Toujours soucieux de soutenir par tous les moyens l’œuvre de la paix, tant que son arc-en-ciel n’enveloppera pas la terre de façon stable, Nous voulons confier également à vous, chères filles – qui peut-être mieux que d’autres estimez le prix de la tranquillité de l’ordre, celle-ci étant la condition essentielle d’une sainte vie féminine – la tâche ardue mais sublime, de travailler pour la paix.
Dans cette Rome même, que le Roi pacifique de la famille humaine fit sienne, comme pour consacrer et élever la paix Universelle que l’Empire d’Auguste s’était proposée et avait en quelque sorte réalisée, s’est réuni un Congrès, représentant les Femmes Catholiques du monde entier, pour exprimer solennellement leur désir de paix, affirmer leur volonté de l’exiger de ceux qui ont le pouvoir de la donner ici-bas, étudier les moyens concrets et offrir leur action pour l’obtenir, au nom de Dieu et sur la base des principes chrétiens.
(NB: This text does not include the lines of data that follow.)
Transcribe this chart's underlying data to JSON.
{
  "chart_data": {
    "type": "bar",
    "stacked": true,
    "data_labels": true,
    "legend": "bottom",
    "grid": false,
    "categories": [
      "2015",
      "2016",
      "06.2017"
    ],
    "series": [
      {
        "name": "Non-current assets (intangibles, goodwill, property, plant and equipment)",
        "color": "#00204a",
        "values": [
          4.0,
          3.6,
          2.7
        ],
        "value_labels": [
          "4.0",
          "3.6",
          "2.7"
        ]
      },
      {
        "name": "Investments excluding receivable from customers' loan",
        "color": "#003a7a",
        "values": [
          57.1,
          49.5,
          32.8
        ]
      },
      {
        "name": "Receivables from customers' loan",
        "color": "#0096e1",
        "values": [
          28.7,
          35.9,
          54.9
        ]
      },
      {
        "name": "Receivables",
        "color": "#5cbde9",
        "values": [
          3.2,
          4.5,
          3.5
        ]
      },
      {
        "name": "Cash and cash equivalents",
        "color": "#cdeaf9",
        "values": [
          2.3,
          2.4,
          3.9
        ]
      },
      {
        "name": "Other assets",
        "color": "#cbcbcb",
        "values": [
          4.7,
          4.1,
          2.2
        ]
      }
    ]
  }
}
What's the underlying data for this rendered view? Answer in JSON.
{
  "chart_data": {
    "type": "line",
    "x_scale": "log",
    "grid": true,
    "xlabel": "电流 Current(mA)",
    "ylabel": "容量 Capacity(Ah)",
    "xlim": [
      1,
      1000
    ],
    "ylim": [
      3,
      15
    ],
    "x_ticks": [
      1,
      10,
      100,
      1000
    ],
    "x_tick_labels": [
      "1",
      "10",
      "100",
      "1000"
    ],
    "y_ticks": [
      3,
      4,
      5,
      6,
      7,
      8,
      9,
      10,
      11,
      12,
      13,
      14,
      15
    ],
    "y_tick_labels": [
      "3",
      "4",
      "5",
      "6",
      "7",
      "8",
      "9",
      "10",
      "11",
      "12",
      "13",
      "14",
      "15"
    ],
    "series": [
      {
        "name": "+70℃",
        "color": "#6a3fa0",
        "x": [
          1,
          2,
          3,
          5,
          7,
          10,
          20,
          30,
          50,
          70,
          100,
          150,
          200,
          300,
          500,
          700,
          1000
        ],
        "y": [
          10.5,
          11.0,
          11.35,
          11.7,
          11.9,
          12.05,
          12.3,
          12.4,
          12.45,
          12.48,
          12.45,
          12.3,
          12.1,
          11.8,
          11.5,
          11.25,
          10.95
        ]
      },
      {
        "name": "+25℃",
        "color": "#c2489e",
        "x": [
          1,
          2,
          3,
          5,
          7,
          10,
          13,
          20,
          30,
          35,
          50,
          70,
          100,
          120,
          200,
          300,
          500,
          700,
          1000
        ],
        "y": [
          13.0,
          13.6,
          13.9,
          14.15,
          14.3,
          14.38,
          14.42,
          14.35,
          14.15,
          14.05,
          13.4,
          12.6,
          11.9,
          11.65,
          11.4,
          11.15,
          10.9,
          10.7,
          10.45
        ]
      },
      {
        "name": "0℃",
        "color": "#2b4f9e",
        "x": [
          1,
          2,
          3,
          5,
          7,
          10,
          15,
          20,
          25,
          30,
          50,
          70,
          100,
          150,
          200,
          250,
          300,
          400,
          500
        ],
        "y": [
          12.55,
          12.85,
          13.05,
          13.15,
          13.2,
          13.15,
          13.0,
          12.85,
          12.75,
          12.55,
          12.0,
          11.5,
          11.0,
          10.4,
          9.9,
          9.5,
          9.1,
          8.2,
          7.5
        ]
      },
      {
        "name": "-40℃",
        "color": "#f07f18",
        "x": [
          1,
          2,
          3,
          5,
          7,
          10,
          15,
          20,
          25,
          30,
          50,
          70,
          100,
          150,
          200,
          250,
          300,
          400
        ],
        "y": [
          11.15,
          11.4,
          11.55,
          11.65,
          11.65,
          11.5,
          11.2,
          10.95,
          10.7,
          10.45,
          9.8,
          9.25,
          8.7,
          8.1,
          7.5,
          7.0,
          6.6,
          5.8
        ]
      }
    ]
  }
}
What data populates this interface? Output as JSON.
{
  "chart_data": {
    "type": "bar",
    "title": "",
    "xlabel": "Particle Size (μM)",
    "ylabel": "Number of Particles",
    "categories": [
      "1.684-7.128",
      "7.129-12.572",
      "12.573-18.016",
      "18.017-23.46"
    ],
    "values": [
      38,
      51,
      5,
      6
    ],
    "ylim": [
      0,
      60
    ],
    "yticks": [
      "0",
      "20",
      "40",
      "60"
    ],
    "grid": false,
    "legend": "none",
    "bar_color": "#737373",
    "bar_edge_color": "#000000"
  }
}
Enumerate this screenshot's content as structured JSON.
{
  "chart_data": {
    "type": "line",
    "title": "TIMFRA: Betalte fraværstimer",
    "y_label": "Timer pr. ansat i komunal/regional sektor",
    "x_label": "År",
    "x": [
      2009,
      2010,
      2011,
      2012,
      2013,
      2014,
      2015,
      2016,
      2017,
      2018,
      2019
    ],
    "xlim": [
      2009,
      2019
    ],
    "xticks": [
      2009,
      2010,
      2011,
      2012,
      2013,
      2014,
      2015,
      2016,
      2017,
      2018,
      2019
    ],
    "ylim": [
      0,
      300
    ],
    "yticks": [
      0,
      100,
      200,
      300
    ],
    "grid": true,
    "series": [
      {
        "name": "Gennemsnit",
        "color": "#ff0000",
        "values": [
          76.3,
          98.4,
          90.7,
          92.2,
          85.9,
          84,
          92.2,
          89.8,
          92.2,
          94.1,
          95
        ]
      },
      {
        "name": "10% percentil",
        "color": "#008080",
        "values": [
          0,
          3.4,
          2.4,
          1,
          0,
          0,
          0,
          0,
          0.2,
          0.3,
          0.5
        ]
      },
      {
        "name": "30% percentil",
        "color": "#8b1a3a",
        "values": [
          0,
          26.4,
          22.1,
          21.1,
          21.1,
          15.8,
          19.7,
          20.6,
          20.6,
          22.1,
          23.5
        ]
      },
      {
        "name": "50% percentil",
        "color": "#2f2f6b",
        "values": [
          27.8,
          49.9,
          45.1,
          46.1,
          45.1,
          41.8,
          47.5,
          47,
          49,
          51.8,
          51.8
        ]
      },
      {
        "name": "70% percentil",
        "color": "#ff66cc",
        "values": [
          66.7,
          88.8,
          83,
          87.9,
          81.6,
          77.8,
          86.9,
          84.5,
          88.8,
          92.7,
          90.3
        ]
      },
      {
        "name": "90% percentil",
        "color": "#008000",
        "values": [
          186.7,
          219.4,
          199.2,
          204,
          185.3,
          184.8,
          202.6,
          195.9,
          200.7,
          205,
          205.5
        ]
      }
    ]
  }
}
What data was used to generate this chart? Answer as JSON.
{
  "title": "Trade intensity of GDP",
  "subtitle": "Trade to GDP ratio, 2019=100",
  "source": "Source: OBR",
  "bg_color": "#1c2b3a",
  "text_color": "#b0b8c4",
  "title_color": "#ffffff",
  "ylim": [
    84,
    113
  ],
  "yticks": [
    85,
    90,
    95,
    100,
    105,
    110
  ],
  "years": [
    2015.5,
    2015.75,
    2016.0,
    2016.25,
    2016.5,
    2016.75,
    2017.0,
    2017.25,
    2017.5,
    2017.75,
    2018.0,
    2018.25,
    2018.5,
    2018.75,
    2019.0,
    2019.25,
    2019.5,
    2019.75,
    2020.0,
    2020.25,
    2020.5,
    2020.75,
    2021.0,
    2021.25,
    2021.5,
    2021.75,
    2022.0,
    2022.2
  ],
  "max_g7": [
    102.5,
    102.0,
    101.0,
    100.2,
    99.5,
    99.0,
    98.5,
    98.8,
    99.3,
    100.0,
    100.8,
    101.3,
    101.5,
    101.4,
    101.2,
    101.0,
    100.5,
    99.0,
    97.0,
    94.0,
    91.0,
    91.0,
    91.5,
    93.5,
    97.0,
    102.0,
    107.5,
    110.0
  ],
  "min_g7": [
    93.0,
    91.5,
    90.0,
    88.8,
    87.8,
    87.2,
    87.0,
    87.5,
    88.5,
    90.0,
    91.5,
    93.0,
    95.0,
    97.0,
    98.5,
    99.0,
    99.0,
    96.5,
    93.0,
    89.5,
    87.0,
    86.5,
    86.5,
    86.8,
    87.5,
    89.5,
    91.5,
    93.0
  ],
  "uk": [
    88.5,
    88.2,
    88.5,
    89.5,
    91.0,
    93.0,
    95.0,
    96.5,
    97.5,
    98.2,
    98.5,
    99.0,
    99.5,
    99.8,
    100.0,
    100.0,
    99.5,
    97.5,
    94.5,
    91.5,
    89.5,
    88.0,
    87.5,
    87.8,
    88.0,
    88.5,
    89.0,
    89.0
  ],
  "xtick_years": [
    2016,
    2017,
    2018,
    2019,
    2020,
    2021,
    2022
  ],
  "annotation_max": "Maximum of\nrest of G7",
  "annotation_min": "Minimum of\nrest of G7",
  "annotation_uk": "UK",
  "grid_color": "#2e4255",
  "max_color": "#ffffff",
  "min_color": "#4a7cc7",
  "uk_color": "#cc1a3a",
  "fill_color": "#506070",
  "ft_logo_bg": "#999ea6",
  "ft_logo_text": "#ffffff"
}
Ce n’est point en vérité une voix nouvelle que la vôtre ; ni non plus la dernière venue parmi tant qui, de tous côtés, s’élèvent en faveur de la paix ; mais elle est certainement parmi les plus sincères et elle sera. Nous avons raison de l’espérer, féconde. Qui pourrait, en effet, douter de la sincérité d’une femme, quand elle invoque la paix, dont elle est la première à bénéficier, ou quand elle déteste la guerre, dont elle serait la victime la plus pitoyable ? Elle fut toujours ainsi. L’antique mythe de la douloureuse Andromaque, condamnée par une funeste guerre aux larmes de la veuve, de la mère de l’orphelin, puis de l’exilée et de l’esclave, demeure, fût-ce comme légende épique, la personnification des immenses tragédies dans lesquelles les conflits de tout temps entraînèrent la femme, et de celles encore plus atroces qui lui sont réservées par les guerres totales modernes.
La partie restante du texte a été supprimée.